Rosh Ha’ayin-based food retailing giant Blue Square-Israel has reported revenues that increased by 1.6% year on year to NIS1,379.2m (US$295.5m), for its first quarter ended 31 March 2002.

Blue Square explained that the increase was due to its additional selling space, the effect of which was weakened by Israel’s difficult economic environment and the competition both from the company’s own stores and those of its competitors.

The results of the Q1 2002 reflect a 2.4% rise in the Consumer Price Index (CPI), while the results of the comparable quarter of 2001 reflect a 0.5% decrease in the CPI. The 2.9% gap between the CPIs of the two quarters had a positive affect on the net profit of the reporting period. However, it had a negative effect on the quarter’s gross profit and operating income due to a NIS9m adjustment for inflation made to inventory as of the beginning of the period.

Gross Profit for the Q1 was NIS371.3m, reflecting a gross margin of 26.9%, compared to NIS381.2m for the Q1 2001, reflecting a gross margin of 28.1%. The reduction in gross margin resulted from competition and an increased emphasis on hard discount sales, partially compensated for by increased private label sales.

Operating income for the Q1 was NIS68.3m reflecting an operating margin of 5%, compared to NIS74.1m for the Q1 2001, reflecting an operating margin of 5.5%. Financing Income for the Q1 was NIS10.9m compared to Financing Expenses of NIS11.3m for the Q1 2001. Net income meanwhile increased 30% to NIS41m, or NIS1.07 per ADS, compared with NIS31.7m, or NIS0.83 per ADS, for the Q1 2001.

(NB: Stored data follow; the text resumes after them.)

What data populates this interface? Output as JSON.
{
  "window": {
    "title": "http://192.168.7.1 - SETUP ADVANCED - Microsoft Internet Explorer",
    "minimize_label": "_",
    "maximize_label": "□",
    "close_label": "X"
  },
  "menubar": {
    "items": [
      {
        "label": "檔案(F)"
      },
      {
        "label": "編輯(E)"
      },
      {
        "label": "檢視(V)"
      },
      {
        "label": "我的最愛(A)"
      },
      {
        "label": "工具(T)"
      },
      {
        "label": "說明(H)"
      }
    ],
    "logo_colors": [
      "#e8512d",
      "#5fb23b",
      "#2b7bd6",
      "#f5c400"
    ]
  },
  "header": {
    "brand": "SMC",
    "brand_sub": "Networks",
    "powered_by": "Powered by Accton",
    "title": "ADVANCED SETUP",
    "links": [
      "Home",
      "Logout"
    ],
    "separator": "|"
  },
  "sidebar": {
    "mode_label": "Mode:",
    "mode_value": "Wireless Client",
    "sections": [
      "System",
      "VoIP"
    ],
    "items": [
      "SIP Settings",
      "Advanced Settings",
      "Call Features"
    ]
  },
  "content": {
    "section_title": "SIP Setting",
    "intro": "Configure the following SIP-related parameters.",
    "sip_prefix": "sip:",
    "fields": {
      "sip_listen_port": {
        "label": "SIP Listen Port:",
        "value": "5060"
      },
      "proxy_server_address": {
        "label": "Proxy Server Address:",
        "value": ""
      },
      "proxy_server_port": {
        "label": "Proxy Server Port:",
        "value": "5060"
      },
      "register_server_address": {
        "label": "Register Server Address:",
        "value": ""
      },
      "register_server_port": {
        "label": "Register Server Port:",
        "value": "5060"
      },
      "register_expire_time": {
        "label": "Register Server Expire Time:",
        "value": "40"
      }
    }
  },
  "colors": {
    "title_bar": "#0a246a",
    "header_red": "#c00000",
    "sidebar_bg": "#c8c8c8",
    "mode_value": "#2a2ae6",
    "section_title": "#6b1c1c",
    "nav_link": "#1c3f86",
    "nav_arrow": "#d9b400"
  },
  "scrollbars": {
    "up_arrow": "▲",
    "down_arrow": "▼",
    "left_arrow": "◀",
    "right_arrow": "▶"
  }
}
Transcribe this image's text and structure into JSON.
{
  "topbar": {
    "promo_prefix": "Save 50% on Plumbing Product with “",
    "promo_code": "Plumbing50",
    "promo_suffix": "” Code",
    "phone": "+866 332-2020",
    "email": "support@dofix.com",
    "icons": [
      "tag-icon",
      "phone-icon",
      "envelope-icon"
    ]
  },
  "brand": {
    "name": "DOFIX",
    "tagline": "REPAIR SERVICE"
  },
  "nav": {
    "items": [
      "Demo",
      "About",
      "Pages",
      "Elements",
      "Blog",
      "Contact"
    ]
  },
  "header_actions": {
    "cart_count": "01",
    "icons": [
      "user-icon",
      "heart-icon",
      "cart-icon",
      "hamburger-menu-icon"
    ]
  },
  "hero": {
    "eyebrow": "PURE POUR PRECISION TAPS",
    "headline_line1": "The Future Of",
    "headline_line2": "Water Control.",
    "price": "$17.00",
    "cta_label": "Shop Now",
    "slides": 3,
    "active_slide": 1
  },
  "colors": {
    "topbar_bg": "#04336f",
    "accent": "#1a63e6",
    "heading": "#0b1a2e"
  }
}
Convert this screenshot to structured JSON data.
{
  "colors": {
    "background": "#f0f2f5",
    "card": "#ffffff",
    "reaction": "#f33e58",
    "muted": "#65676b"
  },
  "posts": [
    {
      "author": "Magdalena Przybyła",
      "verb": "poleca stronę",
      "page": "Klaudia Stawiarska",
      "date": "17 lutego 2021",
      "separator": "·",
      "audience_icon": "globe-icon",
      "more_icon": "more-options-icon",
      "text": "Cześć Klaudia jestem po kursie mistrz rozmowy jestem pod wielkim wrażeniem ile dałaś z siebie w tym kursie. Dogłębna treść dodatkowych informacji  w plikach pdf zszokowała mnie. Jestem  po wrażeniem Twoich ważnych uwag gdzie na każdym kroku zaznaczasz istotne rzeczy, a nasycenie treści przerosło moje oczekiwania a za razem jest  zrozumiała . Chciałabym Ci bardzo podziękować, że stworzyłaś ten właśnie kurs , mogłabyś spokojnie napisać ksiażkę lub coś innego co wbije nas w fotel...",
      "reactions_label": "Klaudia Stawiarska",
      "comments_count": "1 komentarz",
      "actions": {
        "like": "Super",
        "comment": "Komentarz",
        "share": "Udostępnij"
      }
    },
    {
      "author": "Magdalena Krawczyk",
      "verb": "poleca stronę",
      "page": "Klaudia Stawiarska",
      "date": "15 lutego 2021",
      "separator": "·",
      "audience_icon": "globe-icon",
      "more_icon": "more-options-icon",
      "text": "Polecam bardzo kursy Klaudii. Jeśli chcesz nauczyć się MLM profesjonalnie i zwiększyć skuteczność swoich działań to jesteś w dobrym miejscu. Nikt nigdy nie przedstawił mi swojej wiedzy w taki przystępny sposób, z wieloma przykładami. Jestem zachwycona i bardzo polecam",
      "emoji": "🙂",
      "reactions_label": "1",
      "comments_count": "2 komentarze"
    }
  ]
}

Same store sales for the quarter declined by 4.82%. This reflects sector competition and the slowdown in the economy. It also reflects the opening of regional MEGA branches which impacted the sales of the company’s other stores in the same areas. Overall, the contribution of new branches was positive; however, because they did not exist in 2001, their sales were not reflected in the comparison of same store sales. In addition, because of Israel’s ongoing security situation, there were fewer shoppers in malls, negatively affecting the company’s stores located in malls.

Sales per employee increased by 2.8% during the quarter, reflecting the success of the company’s ongoing efficiency programme. EBITDA margin for the quarter was 7.6%.

Management comments

Commenting on the results, president and CEO Yoram Dar said: “In the face of an extremely difficult business environment, we are pleased to report a 30% increase in net income, together with continued top-line growth and strengthening margins.

“The strength of the quarter validates our business strategies. Our expansion programme continues on track, with an emphasis on discount formats. During the Q1, we transformed five Super Centers into King Centers, our new smaller-sized hard-discount format, and plan to open an additional five by the end of the year. We will open a number of new Mega stores during the H2, adding about 22,000m² to the chain. We also plan to continue expanding the chain in 2003 with the addition of about 25,000m².

“Our focus on efficiency, together with expanded self-distribution, has enabled us to reduce SG&A expenses despite today’s higher security expenses, and to increase our sales per employee. Increased private label sales and successful category management are helping us to maintain high gross margins despite the shift in customer demand toward hard discount stores.”

Dar concluded: “Taken as a whole, we continue to leverage our deep understanding of our markets to offer superior value to our customers, and they are repaying us with loyal patronage. We are proud of our ability to flourish even in today’s extremely tough markets, and are confident as we look ahead.”